Following that is the aforementioned four part miniseries from September – December 1982, by Claremont, Frank Miller & Joe Rubinstein. Undoubtedly one of the best Wolverine tales ever created, it reveals the mutant adventurer’s savage clash with both Japanese royalty and their criminal underworld (apparently almost the same thing) to secure the love of the tragic princess Lady Mariko. This leads into the one-shot Spider-Man versus Wolverine (February 1987) wherein the Web-Spinner’s arch foe Hobgoblin meets his fate, almost as collateral damage, in an extended clash with Soviet spies and treacherous friends which brings the globe-trotting X-Man and the Wall-Crawler to Cold War Berlin. ‘High Tide’ is by James C. Owsley, Mark Bright and Al Williamson.

The next two tales are again chapters from an extended story-line: namely the all-out war between the X-Men and Magneto termed Fatal Attractions (ISBN: 978-0-7851-0065-2), but at least there’s enough expository dialogue to inform readers of what’s going on. Beginning with ‘Dreams Fade’ (X-Men #25, October 1993, by Fabian Nicieza, Andy Kubert & Matt Ryan) and continuing in ‘Nightmares Persist’ (Wolverine #75, November 1993, by Larry Hama, Adam Kubert, Mark Farmer, Dan Green & Mark Pennington) Charles Xavier’s prodigies clash with the master of Magnetism terrorist Acolytes, resulting in the traumatic removal and unexpected after-effects of the super-metal Adamantium which had for so long augmented Logan’s skeleton.

The story part of the book ends (although there’s still a superbly informative text feature from comics savant Mike Conroy and an extended 10-page data file at the back) with the beautiful and utterly bewildering contents of Wolverine #145 (December 1999), by Erik Larsen, Leinil Francis Yu & Dexter Vines.
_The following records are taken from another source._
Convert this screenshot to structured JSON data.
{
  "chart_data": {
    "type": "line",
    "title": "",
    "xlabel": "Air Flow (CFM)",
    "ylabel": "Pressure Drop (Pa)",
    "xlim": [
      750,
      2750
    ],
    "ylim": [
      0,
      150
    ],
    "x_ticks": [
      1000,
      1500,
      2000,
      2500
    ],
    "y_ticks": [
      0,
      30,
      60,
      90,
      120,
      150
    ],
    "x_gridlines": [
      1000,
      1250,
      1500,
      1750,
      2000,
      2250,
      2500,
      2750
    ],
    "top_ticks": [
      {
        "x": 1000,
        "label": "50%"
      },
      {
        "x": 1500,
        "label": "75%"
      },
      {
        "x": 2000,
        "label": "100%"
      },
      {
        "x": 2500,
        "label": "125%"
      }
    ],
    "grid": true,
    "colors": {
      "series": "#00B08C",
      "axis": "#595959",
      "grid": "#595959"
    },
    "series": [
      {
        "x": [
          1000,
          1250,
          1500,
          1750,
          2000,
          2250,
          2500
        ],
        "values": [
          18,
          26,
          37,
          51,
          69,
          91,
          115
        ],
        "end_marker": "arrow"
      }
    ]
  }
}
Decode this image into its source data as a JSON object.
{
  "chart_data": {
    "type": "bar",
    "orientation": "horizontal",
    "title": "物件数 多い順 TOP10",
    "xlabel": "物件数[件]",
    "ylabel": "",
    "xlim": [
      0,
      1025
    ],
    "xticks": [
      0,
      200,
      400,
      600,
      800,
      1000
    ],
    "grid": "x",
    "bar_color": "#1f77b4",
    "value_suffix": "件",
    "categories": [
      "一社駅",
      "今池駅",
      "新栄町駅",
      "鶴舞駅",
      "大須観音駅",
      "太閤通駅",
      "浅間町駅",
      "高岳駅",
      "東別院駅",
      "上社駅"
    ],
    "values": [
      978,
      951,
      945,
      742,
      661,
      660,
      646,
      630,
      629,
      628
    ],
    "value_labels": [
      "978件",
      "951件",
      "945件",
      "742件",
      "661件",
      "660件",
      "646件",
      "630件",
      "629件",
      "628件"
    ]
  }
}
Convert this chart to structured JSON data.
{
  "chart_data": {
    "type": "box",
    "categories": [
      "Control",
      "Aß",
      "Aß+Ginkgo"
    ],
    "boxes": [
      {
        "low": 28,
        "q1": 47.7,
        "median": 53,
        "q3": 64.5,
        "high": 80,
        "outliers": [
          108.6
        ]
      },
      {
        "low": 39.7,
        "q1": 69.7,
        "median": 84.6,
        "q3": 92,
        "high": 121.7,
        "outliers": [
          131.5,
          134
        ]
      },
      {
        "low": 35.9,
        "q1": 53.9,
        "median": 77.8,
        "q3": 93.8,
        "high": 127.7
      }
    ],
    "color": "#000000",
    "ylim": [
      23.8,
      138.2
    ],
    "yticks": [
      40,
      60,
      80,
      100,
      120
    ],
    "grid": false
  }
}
Again drawn from an extended storyline this impenetrable mish-mash has our hero lost in time, replaced by a Skrull who became the Wolverine of many of our favourite past classics, whilst the other, real, hero became one of the Four Horseman of mutant Darwinist Apocalypse.

I think…

There’s lots of chaotic, brutal action; savage duels with the Hulk and Sabretooth before the entire thing ends on a cliffhanger. It isn’t even the last part!

One of the most frustrating and poorly conceived books I’ve ever reviewed, the true gems in here – which every comics fan should read – are practically cancelled out by impressive yet infuriatingly incomplete fragments that are no more than a catalogue of other books you should buy. Caveat Emptor, fans, because this is not Marvel’s finest moment.